以上の本実施形態に係る接点装置300は、表面層150を形成する工程において加熱処理を2回実行し、その後、陽極接合を2回実行する例を説明した。即ち、接点装置300は、表面層150を形成した後に実行する加熱処理の回数に応じて、表面層150を形成する工程における加熱処理の回数を決定してよい。
なお、図3に示す加熱装置の加熱プロファイルは、陽極接合に用いる加熱プロファイルでよい。即ち、接点装置300は、バリア層140を備えることで、陽極接合に用いる加熱条件において、複数回の加熱処理で接点100を形成するように、第1導電層120から電気的接点側の表面への析出量を抑制してよい。
また、本実施形態に係る接点装置300は、略同一の加熱プロファイルの加熱処理を複数回繰り返すことで、接点100が形成される例を説明した。これに代えて、接点装置300は、異なる加熱プロファイルの加熱処理を複数回繰り返して、接点100が形成されてもよい。これにより、より精密な表面層150を形成することができ、また、製造プロセスの設計自由度を増加させることができる。

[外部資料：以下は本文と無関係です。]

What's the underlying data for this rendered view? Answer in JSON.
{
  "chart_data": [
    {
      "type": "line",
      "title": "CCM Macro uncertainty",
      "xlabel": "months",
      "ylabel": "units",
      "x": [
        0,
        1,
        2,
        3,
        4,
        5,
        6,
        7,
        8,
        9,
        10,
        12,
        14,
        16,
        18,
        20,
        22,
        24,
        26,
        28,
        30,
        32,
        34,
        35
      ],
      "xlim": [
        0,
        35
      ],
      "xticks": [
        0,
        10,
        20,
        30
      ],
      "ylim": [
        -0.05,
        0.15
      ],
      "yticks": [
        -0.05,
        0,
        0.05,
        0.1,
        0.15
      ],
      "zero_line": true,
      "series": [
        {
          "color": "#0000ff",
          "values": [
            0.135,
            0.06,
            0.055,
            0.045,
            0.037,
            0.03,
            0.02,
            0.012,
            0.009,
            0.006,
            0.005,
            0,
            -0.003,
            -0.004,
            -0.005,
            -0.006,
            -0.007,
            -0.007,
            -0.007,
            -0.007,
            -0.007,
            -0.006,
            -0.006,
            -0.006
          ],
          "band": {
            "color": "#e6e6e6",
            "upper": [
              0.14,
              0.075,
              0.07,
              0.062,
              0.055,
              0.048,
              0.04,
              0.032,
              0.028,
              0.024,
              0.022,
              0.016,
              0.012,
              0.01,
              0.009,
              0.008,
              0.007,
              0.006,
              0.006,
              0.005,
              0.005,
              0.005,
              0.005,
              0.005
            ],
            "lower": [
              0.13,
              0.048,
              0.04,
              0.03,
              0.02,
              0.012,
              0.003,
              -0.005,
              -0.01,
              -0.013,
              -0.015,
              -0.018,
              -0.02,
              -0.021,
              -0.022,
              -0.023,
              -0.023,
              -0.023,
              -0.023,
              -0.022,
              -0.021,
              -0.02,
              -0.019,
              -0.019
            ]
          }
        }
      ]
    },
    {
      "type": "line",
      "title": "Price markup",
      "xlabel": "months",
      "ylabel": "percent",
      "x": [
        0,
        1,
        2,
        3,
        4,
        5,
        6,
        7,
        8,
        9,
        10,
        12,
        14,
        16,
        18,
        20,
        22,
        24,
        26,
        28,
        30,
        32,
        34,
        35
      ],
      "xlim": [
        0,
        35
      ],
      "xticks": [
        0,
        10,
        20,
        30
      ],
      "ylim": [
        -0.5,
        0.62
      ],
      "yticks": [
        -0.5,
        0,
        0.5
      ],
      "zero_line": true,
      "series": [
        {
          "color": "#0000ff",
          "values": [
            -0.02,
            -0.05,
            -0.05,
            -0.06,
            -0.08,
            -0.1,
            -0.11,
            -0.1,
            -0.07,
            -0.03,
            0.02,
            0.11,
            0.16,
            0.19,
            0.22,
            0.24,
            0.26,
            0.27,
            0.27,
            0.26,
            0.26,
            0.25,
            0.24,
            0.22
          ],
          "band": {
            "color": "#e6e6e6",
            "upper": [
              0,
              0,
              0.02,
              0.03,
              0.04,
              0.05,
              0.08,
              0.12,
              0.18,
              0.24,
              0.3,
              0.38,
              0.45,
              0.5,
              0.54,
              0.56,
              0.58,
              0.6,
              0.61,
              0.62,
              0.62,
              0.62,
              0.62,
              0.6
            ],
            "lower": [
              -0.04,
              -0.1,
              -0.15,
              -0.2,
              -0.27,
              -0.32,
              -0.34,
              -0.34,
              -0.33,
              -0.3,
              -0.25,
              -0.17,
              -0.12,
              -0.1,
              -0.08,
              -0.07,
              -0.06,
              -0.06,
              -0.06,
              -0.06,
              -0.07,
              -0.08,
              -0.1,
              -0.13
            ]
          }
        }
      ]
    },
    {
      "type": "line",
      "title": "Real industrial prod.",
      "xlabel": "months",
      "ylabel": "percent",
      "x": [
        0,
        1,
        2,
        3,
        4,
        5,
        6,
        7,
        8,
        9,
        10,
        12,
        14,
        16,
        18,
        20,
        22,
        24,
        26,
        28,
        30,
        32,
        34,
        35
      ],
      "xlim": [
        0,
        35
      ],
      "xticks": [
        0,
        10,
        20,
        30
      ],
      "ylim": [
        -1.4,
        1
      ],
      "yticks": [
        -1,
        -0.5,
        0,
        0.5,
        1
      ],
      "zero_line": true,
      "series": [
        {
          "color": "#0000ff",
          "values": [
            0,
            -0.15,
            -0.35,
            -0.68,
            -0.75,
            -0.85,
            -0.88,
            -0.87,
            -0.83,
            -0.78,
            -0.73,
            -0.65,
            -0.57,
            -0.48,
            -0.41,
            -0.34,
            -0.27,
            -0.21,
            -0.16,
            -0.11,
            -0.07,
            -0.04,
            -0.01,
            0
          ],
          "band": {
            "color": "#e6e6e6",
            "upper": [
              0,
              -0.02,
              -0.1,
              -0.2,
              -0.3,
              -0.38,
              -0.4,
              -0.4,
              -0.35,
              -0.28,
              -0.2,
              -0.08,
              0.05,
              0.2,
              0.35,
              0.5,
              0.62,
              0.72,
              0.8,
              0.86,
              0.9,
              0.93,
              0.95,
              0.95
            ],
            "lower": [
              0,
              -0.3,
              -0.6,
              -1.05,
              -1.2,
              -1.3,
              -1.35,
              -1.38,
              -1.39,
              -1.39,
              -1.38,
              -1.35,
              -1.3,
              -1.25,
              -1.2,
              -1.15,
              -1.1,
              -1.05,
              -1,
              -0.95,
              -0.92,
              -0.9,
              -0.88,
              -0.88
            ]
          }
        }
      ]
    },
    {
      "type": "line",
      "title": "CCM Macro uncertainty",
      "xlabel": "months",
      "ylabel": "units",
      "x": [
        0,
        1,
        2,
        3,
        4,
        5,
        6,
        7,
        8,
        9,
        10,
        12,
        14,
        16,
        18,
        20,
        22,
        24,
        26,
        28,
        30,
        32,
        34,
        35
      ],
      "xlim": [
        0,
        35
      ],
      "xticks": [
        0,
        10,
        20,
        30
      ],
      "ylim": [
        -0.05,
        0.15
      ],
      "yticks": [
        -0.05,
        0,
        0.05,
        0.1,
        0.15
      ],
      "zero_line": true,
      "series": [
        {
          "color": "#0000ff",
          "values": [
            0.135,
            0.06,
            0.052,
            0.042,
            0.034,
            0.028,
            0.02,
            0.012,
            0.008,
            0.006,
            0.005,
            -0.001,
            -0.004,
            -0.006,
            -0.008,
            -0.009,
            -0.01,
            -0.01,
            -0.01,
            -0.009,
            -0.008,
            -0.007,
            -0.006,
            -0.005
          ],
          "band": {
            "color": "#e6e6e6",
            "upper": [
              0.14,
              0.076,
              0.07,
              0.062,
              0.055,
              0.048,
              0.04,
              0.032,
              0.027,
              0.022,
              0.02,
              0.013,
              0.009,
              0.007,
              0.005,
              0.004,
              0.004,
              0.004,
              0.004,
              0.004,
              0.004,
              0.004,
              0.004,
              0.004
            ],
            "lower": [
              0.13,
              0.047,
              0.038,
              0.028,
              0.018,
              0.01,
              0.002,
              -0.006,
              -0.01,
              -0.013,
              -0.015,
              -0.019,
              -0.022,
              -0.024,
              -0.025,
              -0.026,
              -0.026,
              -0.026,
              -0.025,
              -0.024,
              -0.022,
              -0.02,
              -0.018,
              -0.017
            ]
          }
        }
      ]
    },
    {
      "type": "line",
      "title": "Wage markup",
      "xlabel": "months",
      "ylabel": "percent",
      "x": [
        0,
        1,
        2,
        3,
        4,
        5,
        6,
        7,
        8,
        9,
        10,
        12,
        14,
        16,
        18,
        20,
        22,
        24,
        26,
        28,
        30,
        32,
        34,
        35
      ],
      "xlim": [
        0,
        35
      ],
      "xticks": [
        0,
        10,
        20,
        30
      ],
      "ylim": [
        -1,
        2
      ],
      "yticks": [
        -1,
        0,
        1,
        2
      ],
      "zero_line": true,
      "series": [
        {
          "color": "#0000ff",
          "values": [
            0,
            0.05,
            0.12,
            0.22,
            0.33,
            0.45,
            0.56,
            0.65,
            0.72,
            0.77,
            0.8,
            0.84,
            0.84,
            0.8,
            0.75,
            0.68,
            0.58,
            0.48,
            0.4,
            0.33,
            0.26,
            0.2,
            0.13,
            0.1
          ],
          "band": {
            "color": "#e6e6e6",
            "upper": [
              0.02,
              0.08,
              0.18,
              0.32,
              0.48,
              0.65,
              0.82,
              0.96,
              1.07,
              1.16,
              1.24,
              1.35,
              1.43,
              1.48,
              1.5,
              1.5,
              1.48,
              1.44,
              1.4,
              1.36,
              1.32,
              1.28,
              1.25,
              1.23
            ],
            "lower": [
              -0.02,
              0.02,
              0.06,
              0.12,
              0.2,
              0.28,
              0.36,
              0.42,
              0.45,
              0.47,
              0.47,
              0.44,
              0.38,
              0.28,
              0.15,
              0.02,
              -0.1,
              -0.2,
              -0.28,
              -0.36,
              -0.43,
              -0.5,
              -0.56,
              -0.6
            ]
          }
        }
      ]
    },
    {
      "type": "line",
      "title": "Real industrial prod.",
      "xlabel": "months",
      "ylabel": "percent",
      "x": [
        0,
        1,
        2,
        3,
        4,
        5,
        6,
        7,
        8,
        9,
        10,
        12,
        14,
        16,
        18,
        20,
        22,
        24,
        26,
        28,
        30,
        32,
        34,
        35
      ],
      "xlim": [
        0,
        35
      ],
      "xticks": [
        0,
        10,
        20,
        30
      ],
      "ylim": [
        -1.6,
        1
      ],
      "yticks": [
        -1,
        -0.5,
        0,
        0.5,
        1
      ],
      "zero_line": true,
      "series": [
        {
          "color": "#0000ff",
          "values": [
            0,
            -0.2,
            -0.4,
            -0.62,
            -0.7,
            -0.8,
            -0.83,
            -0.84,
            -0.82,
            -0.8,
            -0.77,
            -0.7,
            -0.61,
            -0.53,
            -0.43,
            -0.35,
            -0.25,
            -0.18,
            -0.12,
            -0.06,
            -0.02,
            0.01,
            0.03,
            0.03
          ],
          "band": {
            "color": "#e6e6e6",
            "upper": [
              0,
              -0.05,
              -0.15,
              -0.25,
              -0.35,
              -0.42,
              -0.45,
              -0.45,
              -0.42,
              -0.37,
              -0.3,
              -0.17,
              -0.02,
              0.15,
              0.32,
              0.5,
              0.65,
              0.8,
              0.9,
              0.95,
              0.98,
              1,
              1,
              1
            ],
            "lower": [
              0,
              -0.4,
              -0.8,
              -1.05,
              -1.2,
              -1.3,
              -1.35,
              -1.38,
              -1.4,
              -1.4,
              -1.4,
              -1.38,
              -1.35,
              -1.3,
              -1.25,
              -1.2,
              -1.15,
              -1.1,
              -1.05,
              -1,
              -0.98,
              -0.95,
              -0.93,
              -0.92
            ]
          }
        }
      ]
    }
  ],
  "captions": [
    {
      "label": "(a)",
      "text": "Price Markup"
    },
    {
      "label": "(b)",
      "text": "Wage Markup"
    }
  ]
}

以上、本発明を実施の形態を用いて説明したが、本発明の技術的範囲は上記実施の形態に記載の範囲には限定されない。上記実施の形態に、多様な変更または改良を加えることが可能であることが当業者に明らかである。その様な変更または改良を加えた形態も本発明の技術的範囲に含まれ得ることが、請求の範囲の記載から明らかである。
請求の範囲、明細書、および図面中において示した装置、システム、プログラム、および方法における動作、手順、ステップ、および段階等の各処理の実行順序は、特段「より前に」、「先立って」等と明示しておらず、また、前の処理の出力を後の処理で用いるのでない限り、任意の順序で実現しうることに留意すべきである。請求の範囲、明細書、および図面中の動作フローに関して、便宜上「まず、」、「次に、」等を用いて説明したとしても、この順で実施することが必須であることを意味するものではない。